CONCLUSION AND FUTURE PERSPECTIVES
Cell based therapies offer promising results, but it is clear that they still need more research to optimize lots of hanging problems around them. On one hand, the potential of regeneration of brain tissue using stem cells is sure. On the other hand, we still do not know the best way to deliver these cells to the brain. The complexity of neurodegenerative diseases results in difficulty in optimizing a single direct cell based therapy to reverse all the effects, particularly AD, in which there is no uniform disease progression with multiple levels of pathological changes incorporated along different time points (early, intermediate, and late courses). This is one of the major hurdles that face a potential cell based therapy to such complex disease process. NSCs, claimed to be the best and most effective type for AD management, need proper optimization regarding doses and mode of delivery and whether a concomitant treatment should be administered or not.
In addition, we learned that stem cells are effective, but we are still incapable of clearly identifying their mechanistic effects as well as detect them in vivo after transplantation, which is in our opinion the ultimate hurdle facing their clinical applications. It is paramount to be able to trace your treatment, to detect its dosage level, its toxicity and cellular interactions, not just administer it and applauding an outcome that we are not sure of its cellular level biochemical processes yet.
In iPSCs based therapy, the first landmark clinical trial on humans was launched in 2014 to treat macular degeneration [108, 109]. Even though it started favorably with their first patient, an undefined genomic mutation occurred with the iPSCs of the second patient, which forced them last year to officially suspend the trial till further notice.

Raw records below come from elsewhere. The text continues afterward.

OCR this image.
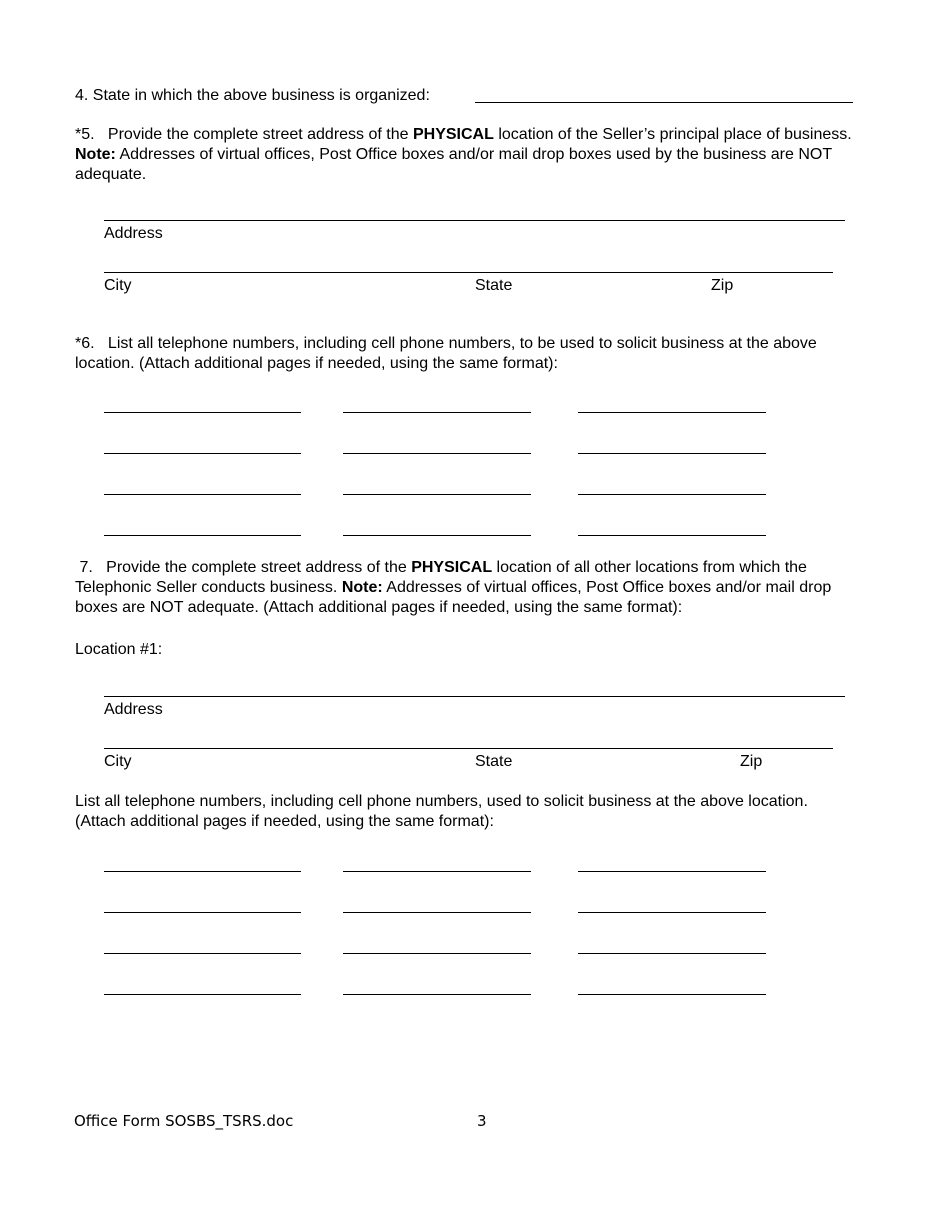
4. State in which the above business is organized:
*5. Provide the complete street address of the PHYSICAL location of the Seller’s principal place of business. Note: Addresses of virtual offices, Post Office boxes and/or mail drop boxes used by the business are NOT adequate.
Address
City	State	Zip
*6. List all telephone numbers, including cell phone numbers, to be used to solicit business at the above location. (Attach additional pages if needed, using the same format):
7. Provide the complete street address of the PHYSICAL location of all other locations from which the Telephonic Seller conducts business. Note: Addresses of virtual offices, Post Office boxes and/or mail drop boxes are NOT adequate. (Attach additional pages if needed, using the same format):
Location #1:
Address
City	State	Zip
List all telephone numbers, including cell phone numbers, used to solicit business at the above location. (Attach additional pages if needed, using the same format):
Office Form SOSBS_TSRS.doc	3
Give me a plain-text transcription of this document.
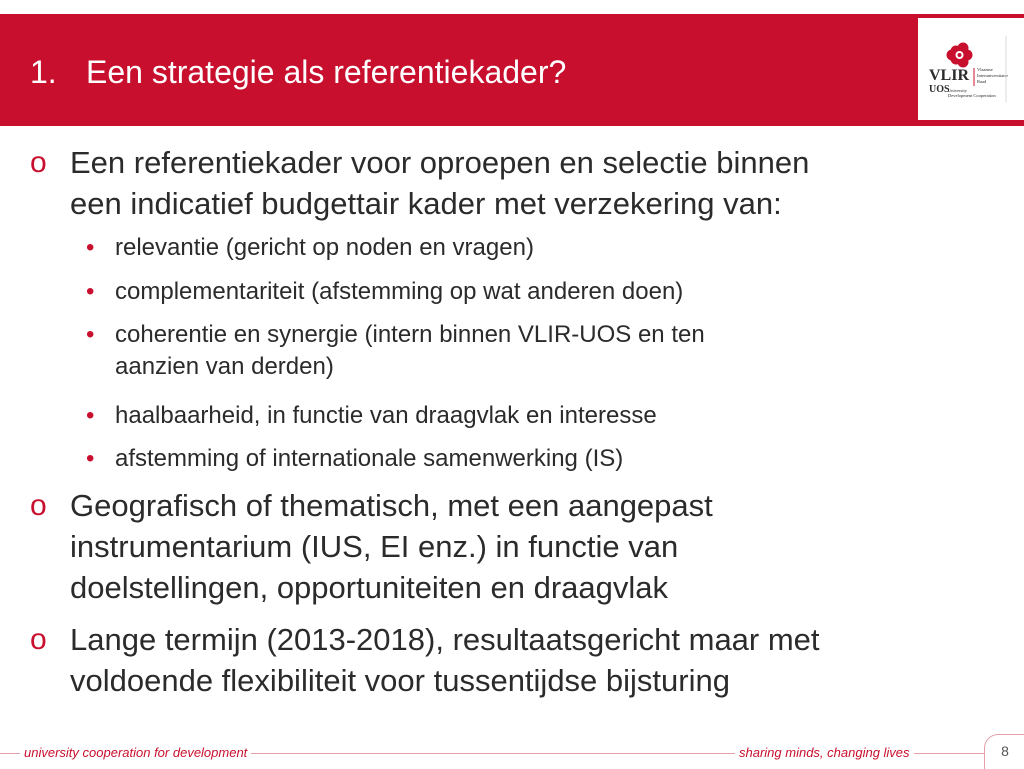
1. Een strategie als referentiekader?	VLIR
UOS
Vlaamse
Interuniversitaire
Raad
University
Development Cooperation
o Een referentiekader voor oproepen en selectie binnen
een indicatief budgettair kader met verzekering van:
• relevantie (gericht op noden en vragen)
• complementariteit (afstemming op wat anderen doen)
• coherentie en synergie (intern binnen VLIR-UOS en ten
aanzien van derden)
• haalbaarheid, in functie van draagvlak en interesse
• afstemming of internationale samenwerking (IS)
o Geografisch of thematisch, met een aangepast
instrumentarium (IUS, EI enz.) in functie van
doelstellingen, opportuniteiten en draagvlak
o Lange termijn (2013-2018), resultaatsgericht maar met
voldoende flexibiliteit voor tussentijdse bijsturing
university cooperation for development	sharing minds, changing lives	8
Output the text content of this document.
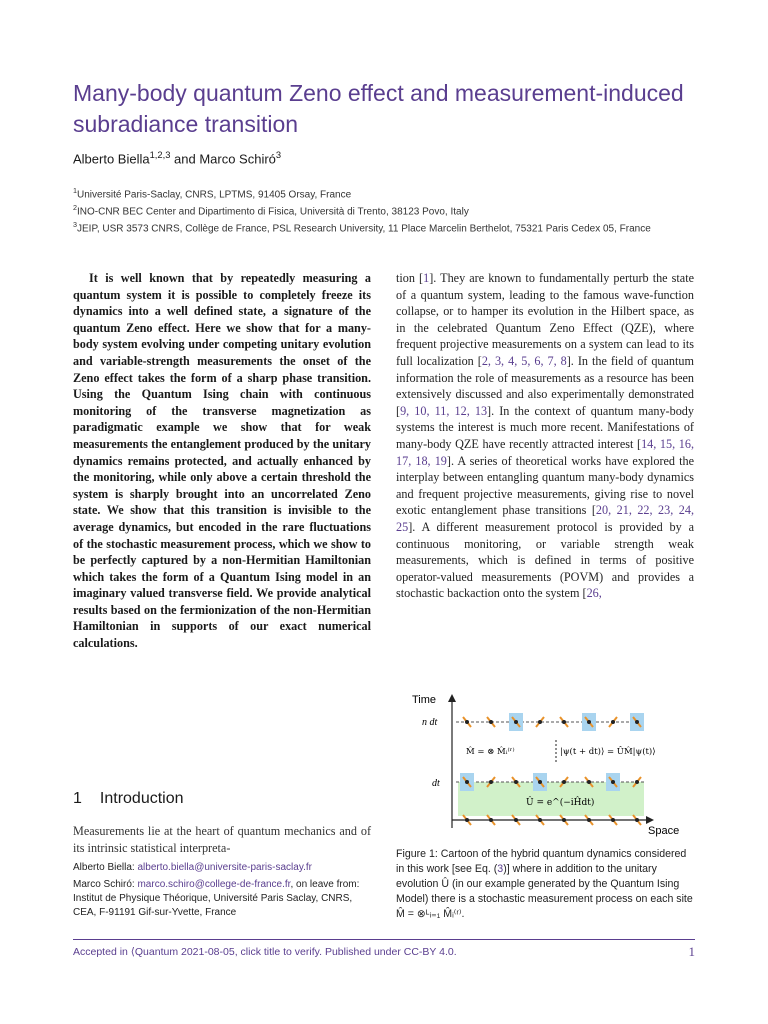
Many-body quantum Zeno effect and measurement-induced subradiance transition
Alberto Biella$^{1,2,3}$ and Marco Schiró$^3$
$^1$Université Paris-Saclay, CNRS, LPTMS, 91405 Orsay, France
$^2$INO-CNR BEC Center and Dipartimento di Fisica, Università di Trento, 38123 Povo, Italy
$^3$JEIP, USR 3573 CNRS, Collège de France, PSL Research University, 11 Place Marcelin Berthelot, 75321 Paris Cedex 05, France
It is well known that by repeatedly measuring a quantum system it is possible to completely freeze its dynamics into a well defined state, a signature of the quantum Zeno effect. Here we show that for a many-body system evolving under competing unitary evolution and variable-strength measurements the onset of the Zeno effect takes the form of a sharp phase transition. Using the Quantum Ising chain with continuous monitoring of the transverse magnetization as paradigmatic example we show that for weak measurements the entanglement produced by the unitary dynamics remains protected, and actually enhanced by the monitoring, while only above a certain threshold the system is sharply brought into an uncorrelated Zeno state. We show that this transition is invisible to the average dynamics, but encoded in the rare fluctuations of the stochastic measurement process, which we show to be perfectly captured by a non-Hermitian Hamiltonian which takes the form of a Quantum Ising model in an imaginary valued transverse field. We provide analytical results based on the fermionization of the non-Hermitian Hamiltonian in supports of our exact numerical calculations.
1 Introduction
Measurements lie at the heart of quantum mechanics and of its intrinsic statistical interpreta-
Alberto Biella: alberto.biella@universite-paris-saclay.fr
Marco Schiró: marco.schiro@college-de-france.fr, on leave from: Institut de Physique Théorique, Université Paris Saclay, CNRS, CEA, F-91191 Gif-sur-Yvette, France
tion [1]. They are known to fundamentally perturb the state of a quantum system, leading to the famous wave-function collapse, or to hamper its evolution in the Hilbert space, as in the celebrated Quantum Zeno Effect (QZE), where frequent projective measurements on a system can lead to its full localization [2, 3, 4, 5, 6, 7, 8]. In the field of quantum information the role of measurements as a resource has been extensively discussed and also experimentally demonstrated [9, 10, 11, 12, 13]. In the context of quantum many-body systems the interest is much more recent. Manifestations of many-body QZE have recently attracted interest [14, 15, 16, 17, 18, 19]. A series of theoretical works have explored the interplay between entangling quantum many-body dynamics and frequent projective measurements, giving rise to novel exotic entanglement phase transitions [20, 21, 22, 23, 24, 25]. A different measurement protocol is provided by a continuous monitoring, or variable strength weak measurements, which is defined in terms of positive operator-valued measurements (POVM) and provides a stochastic backaction onto the system [26,
Time
Space
n dt
dt
M̂ = ⊗ M̂ᵢ⁽ʳ⁾	|ψ(t + dt)⟩ = ÛM̂|ψ(t)⟩
Û = e^(−iĤdt)
Figure 1: Cartoon of the hybrid quantum dynamics considered in this work [see Eq. (3)] where in addition to the unitary evolution Û (in our example generated by the Quantum Ising Model) there is a stochastic measurement process on each site M̂ = ⊗ᴸᵢ₌₁ M̂ᵢ⁽ʳ⁾.
Accepted in ⟨Quantum 2021-08-05, click title to verify. Published under CC-BY 4.0.	1
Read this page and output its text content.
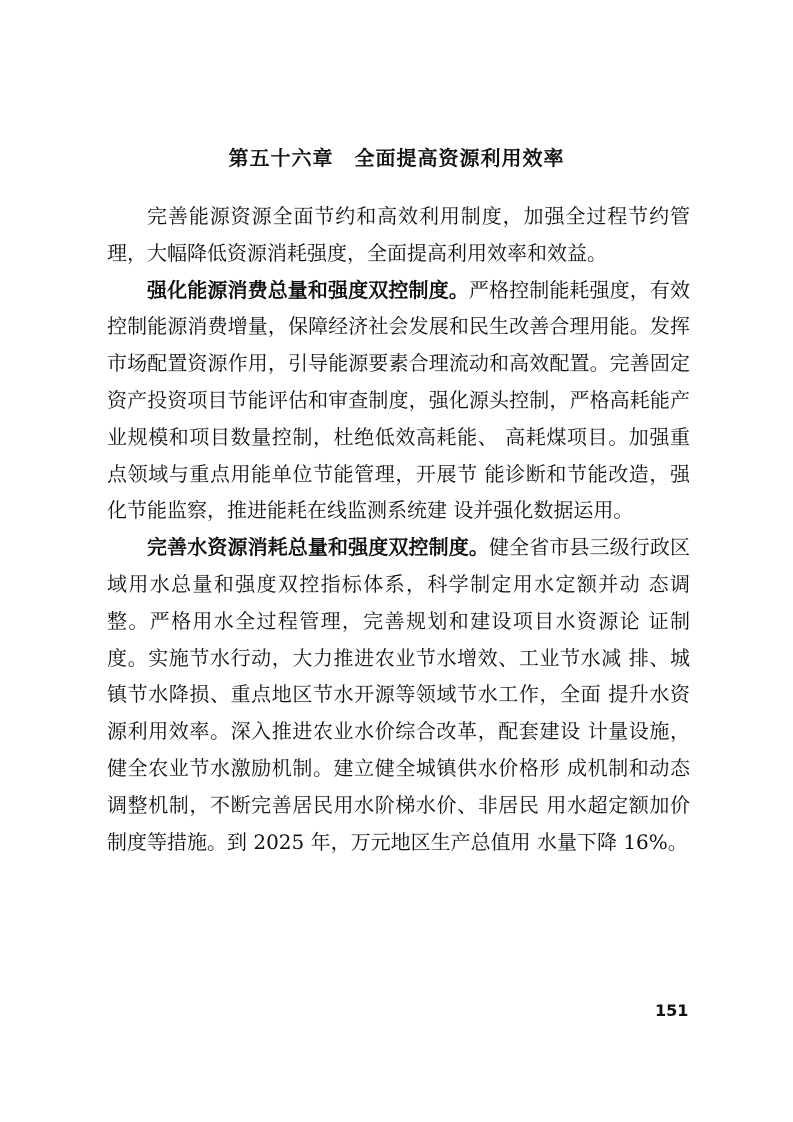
第五十六章　全面提高资源利用效率

完善能源资源全面节约和高效利用制度，加强全过程节约管理，大幅降低资源消耗强度，全面提高利用效率和效益。

强化能源消费总量和强度双控制度。严格控制能耗强度，有效控制能源消费增量，保障经济社会发展和民生改善合理用能。发挥市场配置资源作用，引导能源要素合理流动和高效配置。完善固定资产投资项目节能评估和审查制度，强化源头控制，严格高耗能产业规模和项目数量控制，杜绝低效高耗能、 高耗煤项目。加强重点领域与重点用能单位节能管理，开展节 能诊断和节能改造，强化节能监察，推进能耗在线监测系统建 设并强化数据运用。

完善水资源消耗总量和强度双控制度。健全省市县三级行政区域用水总量和强度双控指标体系，科学制定用水定额并动 态调整。严格用水全过程管理，完善规划和建设项目水资源论 证制度。实施节水行动，大力推进农业节水增效、工业节水减 排、城镇节水降损、重点地区节水开源等领域节水工作，全面 提升水资源利用效率。深入推进农业水价综合改革，配套建设 计量设施，健全农业节水激励机制。建立健全城镇供水价格形 成机制和动态调整机制，不断完善居民用水阶梯水价、非居民 用水超定额加价制度等措施。到 2025 年，万元地区生产总值用 水量下降 16%。

151
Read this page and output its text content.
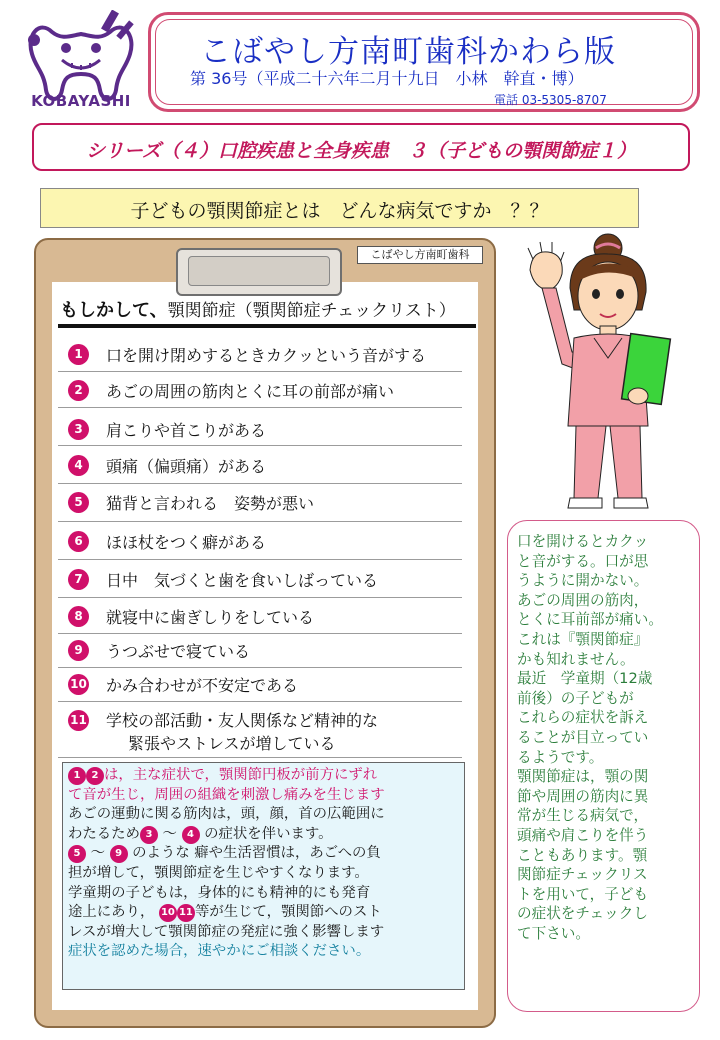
KOBAYASHI
こばやし方南町歯科かわら版
第 36号（平成二十六年二月十九日　小林　幹直・博）
電話 03-5305-8707
シリーズ（４）口腔疾患と全身疾患　３（子どもの顎関節症１）
子どもの顎関節症とは　どんな病気ですか　？？
こばやし方南町歯科
もしかして、顎関節症（顎関節症チェックリスト）
1	口を開け閉めするときカクッという音がする
2	あごの周囲の筋肉とくに耳の前部が痛い
3	肩こりや首こりがある
4	頭痛（偏頭痛）がある
5	猫背と言われる　姿勢が悪い
6	ほほ杖をつく癖がある
7	日中　気づくと歯を食いしばっている
8	就寝中に歯ぎしりをしている
9	うつぶせで寝ている
10 かみ合わせが不安定である
11 学校の部活動・友人関係など精神的な
緊張やストレスが増している
1 2 は，主な症状で，顎関節円板が前方にずれ
て音が生じ，周囲の組織を刺激し痛みを生じます
あごの運動に関る筋肉は，頭，顔，首の広範囲に
わたるため 3 ～ 4 の症状を伴います。
5 ～ 9 のような 癖や生活習慣は，あごへの負
担が増して，顎関節症を生じやすくなります。
学童期の子どもは，身体的にも精神的にも発育
途上にあり， 10 11 等が生じて，顎関節へのスト
レスが増大して顎関節症の発症に強く影響します
症状を認めた場合，速やかにご相談ください。
口を開けるとカクッ
と音がする。口が思
うように開かない。
あごの周囲の筋肉，
とくに耳前部が痛い。
これは『顎関節症』
かも知れません。
最近　学童期（12歳
前後）の子どもが
これらの症状を訴え
ることが目立ってい
るようです。
顎関節症は，顎の関
節や周囲の筋肉に異
常が生じる病気で，
頭痛や肩こりを伴う
こともあります。顎
関節症チェックリス
トを用いて，子ども
の症状をチェックし
て下さい。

This brings us back to the point of the real comprehensive understanding of the cellular level based interactions of such cells.
The complex nature of the human brain and its interconnected circuit of neurons make it unlikely for an individual stem cell type or other current management modality to be fully effective in AD treatment single-handedly. Most likely, a future cure will be based on a multimodal approach at different intervals, which will hold the collective benefits of optimized stem cell technology, probably via their medically promising secretomes, in addition to the advances in neurogenesis induction.